Metagenomics is the study of genetic material recovered directly environmental samples. The broad field may also be referred to as environmental genomics,ecogenomics or community genomics. Metagenomics offers a powerful lens for viewing the microbial world that has the potential to revolutionize understanding of the entire living world. As the price of DNA sequencing continues to fall, metagenomics now allows microbial ecology to be investigated at a much greater scale and detail than before.
The data generated by metagenomics experiments are both enormous and inherently noisy, containing fragmented data representing as many as 10,000 species. The sequencing of the cow rumen metagenome generated 279 gigabases, or 279 billion base pairs of nucleotide sequence data, while the human gut microbiome gene catalog identified 3.3 million genes assembled from 567.7 gigabases of sequence data. Collecting, curating, and extracting useful biological information from datasets of this size represent significant computational challenges for researchers.
Sequence pre-filtering:- The first step of metagenomic data analysis requires the execution of certain pre-filtering steps, including the removal of redundant, low-quality sequences and sequences of probable eukaryotic origin (especially in metagenomes of human origin). The methods available for the removal of contaminating eukaryotic genomic DNA sequences include Eu-Detect and DeConseq.

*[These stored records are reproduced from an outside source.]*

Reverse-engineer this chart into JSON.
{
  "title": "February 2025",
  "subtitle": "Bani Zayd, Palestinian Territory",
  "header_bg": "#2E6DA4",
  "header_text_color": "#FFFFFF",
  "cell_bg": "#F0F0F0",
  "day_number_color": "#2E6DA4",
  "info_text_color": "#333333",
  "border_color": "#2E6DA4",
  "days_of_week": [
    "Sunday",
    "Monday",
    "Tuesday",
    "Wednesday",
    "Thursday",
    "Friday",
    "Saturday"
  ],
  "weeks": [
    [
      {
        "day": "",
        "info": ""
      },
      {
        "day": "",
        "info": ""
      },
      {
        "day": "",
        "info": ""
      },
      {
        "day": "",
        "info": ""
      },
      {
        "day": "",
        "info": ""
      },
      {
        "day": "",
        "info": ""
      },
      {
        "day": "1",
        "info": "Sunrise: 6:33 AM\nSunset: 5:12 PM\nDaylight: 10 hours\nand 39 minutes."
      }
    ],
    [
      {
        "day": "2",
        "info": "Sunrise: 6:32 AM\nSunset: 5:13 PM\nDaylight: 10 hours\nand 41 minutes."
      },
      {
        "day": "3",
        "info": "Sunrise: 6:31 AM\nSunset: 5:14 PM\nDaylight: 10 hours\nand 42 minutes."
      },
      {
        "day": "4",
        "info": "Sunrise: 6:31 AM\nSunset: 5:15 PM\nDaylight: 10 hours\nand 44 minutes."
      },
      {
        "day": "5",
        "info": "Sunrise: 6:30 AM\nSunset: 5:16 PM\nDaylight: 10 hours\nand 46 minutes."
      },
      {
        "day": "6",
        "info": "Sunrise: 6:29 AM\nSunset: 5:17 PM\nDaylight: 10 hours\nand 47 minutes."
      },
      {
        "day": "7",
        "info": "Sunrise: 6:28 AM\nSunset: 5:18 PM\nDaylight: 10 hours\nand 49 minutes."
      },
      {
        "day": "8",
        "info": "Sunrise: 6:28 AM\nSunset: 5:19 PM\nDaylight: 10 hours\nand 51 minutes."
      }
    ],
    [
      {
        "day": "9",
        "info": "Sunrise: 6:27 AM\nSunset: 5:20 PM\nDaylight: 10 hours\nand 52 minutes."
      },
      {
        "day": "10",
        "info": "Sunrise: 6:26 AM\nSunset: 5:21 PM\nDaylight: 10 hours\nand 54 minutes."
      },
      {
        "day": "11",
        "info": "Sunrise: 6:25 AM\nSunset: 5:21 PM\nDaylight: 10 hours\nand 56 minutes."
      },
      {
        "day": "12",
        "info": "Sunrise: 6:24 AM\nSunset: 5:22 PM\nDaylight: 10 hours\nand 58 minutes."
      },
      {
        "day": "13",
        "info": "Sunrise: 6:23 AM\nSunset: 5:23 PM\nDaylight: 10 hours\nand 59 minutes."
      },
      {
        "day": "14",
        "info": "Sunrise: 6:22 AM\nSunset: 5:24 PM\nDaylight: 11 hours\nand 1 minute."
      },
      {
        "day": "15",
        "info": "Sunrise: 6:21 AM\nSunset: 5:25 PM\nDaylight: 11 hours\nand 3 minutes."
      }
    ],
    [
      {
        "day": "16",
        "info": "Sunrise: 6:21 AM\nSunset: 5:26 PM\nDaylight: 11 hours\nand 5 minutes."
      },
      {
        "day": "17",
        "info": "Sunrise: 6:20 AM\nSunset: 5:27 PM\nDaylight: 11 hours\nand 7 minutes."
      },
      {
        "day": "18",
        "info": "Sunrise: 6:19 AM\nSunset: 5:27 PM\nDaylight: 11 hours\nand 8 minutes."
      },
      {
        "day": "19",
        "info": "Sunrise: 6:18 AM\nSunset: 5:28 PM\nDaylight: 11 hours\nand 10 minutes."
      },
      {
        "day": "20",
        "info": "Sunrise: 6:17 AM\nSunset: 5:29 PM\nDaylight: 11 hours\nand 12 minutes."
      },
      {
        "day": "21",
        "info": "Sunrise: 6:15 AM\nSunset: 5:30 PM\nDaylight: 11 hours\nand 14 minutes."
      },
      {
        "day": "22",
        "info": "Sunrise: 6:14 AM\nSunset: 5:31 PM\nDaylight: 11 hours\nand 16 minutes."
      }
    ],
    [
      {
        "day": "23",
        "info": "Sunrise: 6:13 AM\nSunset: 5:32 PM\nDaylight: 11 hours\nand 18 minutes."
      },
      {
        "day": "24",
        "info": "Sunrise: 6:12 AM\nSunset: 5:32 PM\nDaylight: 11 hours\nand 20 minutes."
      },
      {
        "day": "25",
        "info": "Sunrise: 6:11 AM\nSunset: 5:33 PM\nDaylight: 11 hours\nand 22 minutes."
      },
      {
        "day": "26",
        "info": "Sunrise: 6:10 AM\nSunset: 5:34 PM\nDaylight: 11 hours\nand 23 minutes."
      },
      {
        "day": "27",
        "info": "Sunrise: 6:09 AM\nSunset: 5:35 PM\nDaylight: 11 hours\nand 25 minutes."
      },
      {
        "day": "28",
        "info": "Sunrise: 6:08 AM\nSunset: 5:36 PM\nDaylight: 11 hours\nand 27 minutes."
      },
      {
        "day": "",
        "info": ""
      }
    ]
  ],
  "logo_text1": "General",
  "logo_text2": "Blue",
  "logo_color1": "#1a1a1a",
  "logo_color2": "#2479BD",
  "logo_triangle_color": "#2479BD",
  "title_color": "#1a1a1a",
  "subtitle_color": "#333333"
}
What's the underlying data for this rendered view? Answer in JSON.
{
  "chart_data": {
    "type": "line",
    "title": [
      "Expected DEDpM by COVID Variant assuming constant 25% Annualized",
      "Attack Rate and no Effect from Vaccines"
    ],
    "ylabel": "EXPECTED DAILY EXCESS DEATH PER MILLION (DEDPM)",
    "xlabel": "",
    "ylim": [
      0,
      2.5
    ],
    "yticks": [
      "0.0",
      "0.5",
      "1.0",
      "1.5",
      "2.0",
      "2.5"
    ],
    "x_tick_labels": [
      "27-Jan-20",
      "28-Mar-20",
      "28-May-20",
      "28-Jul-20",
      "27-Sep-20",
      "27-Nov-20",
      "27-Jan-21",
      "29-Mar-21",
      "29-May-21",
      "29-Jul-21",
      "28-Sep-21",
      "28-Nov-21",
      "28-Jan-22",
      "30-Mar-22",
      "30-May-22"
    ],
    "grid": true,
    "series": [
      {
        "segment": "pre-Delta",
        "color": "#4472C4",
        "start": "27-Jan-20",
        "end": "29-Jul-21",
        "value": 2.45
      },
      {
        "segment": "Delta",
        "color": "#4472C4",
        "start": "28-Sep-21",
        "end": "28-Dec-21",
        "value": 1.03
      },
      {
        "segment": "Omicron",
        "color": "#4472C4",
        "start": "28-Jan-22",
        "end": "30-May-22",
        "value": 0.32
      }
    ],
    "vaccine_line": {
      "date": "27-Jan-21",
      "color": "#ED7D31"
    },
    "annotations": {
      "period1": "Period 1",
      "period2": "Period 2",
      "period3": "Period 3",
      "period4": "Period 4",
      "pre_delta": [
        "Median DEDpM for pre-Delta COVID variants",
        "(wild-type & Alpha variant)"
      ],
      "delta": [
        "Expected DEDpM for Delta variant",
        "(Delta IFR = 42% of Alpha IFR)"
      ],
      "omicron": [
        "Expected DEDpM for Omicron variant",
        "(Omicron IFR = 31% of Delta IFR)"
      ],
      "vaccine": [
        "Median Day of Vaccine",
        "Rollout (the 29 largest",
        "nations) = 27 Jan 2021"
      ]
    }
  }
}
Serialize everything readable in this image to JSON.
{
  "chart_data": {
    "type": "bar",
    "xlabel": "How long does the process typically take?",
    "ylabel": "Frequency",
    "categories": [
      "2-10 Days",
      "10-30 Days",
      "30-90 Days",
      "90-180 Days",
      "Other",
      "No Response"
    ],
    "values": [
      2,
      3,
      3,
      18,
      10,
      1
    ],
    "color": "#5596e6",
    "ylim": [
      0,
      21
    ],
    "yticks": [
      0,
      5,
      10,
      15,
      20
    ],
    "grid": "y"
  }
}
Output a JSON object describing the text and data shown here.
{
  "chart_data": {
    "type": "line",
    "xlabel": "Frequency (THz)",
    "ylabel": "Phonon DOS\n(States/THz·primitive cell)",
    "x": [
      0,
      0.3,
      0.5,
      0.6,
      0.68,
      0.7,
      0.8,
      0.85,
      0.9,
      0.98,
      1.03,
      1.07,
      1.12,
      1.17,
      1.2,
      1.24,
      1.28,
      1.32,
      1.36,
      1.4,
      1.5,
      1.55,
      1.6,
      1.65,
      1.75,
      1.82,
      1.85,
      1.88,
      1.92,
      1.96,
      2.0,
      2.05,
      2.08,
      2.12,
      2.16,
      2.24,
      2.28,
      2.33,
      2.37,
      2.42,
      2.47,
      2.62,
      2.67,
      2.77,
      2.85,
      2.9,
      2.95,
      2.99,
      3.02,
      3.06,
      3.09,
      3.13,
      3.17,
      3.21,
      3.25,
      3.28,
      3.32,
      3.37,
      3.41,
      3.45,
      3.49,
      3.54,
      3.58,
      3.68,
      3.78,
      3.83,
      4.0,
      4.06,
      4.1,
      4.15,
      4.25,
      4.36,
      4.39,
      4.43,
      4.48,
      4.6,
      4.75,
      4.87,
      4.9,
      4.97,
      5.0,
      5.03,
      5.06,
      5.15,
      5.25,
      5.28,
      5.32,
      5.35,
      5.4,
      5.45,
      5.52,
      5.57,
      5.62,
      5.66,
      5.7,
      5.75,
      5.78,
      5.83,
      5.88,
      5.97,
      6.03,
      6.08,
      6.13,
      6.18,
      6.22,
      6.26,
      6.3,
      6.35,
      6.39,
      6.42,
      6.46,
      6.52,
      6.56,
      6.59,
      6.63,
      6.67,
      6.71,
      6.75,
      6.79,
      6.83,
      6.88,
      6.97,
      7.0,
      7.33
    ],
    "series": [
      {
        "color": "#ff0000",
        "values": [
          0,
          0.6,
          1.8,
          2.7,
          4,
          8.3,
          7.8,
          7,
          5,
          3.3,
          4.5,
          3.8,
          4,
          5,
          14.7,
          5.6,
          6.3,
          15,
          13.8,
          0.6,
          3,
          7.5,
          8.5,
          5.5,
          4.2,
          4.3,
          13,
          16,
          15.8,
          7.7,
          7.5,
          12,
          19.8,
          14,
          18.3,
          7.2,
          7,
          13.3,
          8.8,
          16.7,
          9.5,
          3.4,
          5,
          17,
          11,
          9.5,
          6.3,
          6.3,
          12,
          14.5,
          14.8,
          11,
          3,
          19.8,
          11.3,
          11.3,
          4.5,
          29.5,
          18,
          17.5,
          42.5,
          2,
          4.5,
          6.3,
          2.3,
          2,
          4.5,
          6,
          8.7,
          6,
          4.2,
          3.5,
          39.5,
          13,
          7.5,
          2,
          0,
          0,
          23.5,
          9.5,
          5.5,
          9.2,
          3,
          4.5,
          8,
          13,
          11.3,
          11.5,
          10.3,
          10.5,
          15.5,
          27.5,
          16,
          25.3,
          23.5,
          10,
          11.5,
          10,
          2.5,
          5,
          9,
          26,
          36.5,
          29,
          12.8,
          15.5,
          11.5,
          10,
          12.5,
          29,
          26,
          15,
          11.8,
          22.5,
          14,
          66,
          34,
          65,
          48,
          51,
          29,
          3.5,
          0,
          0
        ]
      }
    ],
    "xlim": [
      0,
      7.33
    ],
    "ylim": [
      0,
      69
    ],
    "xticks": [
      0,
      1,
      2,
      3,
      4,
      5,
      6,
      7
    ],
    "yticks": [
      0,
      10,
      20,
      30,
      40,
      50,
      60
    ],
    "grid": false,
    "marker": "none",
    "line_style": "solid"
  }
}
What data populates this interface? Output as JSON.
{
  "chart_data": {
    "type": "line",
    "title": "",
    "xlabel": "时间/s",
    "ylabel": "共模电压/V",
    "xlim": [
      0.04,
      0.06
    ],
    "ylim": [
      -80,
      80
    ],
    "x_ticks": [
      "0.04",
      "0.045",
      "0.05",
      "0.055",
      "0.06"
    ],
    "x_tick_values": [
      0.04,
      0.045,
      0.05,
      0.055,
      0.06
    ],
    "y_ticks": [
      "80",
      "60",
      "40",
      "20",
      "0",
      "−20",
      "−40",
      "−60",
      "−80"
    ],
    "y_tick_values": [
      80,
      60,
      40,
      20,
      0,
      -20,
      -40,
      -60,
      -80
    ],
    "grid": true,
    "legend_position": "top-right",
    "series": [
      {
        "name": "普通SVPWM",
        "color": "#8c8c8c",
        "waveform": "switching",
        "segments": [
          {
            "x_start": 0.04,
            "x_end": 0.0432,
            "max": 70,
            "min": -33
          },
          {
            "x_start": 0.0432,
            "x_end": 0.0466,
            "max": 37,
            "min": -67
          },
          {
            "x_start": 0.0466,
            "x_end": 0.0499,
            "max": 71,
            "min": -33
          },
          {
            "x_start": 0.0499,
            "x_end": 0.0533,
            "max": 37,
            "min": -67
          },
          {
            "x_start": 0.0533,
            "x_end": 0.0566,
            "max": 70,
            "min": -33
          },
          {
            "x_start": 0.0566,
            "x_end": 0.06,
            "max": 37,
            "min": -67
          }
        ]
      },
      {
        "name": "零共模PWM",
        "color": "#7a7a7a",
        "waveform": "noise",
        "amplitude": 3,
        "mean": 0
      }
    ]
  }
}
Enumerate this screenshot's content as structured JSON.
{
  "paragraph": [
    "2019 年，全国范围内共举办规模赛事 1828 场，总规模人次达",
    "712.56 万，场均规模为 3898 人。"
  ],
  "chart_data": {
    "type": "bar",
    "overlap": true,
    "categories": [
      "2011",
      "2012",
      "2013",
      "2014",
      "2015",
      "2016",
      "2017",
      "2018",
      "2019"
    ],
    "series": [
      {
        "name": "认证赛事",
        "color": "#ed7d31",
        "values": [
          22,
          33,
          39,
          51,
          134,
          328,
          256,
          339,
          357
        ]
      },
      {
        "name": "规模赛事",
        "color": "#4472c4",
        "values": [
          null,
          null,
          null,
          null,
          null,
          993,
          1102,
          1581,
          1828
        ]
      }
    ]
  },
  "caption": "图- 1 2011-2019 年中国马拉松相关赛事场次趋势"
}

Assembly:- DNA sequence data from genomic and metagenomic projects are essentially the same, but genomic sequence data offers higher coverage while metagenomic data is usually highly non-redundant. Furthermore, the increased use of second-generation sequencing technologies with short read lengths means that much of future metagenomic data will be error-prone. Taken in combination, these factors make the assembly of metagenomic sequence reads into genomes difficult and unreliable. Misassemblies are caused by the presence of repetitive DNA sequences that make assembly especially difficult because of the difference in the relative abundance of species present in the sample.
Gene Prediction:- Metagenomic analysis pipelines use two approaches in the annotation of coding regions in the assembled contigs. The first approach is to identify genes based upon homology with genes that are already publicly available in sequence databases, usually by simple BLAST searches. This type of approach is implemented in the program MEGAN4. The second, ab initio, uses intrinsic features of the sequence to predict coding regions based upon gene training sets from related organisms.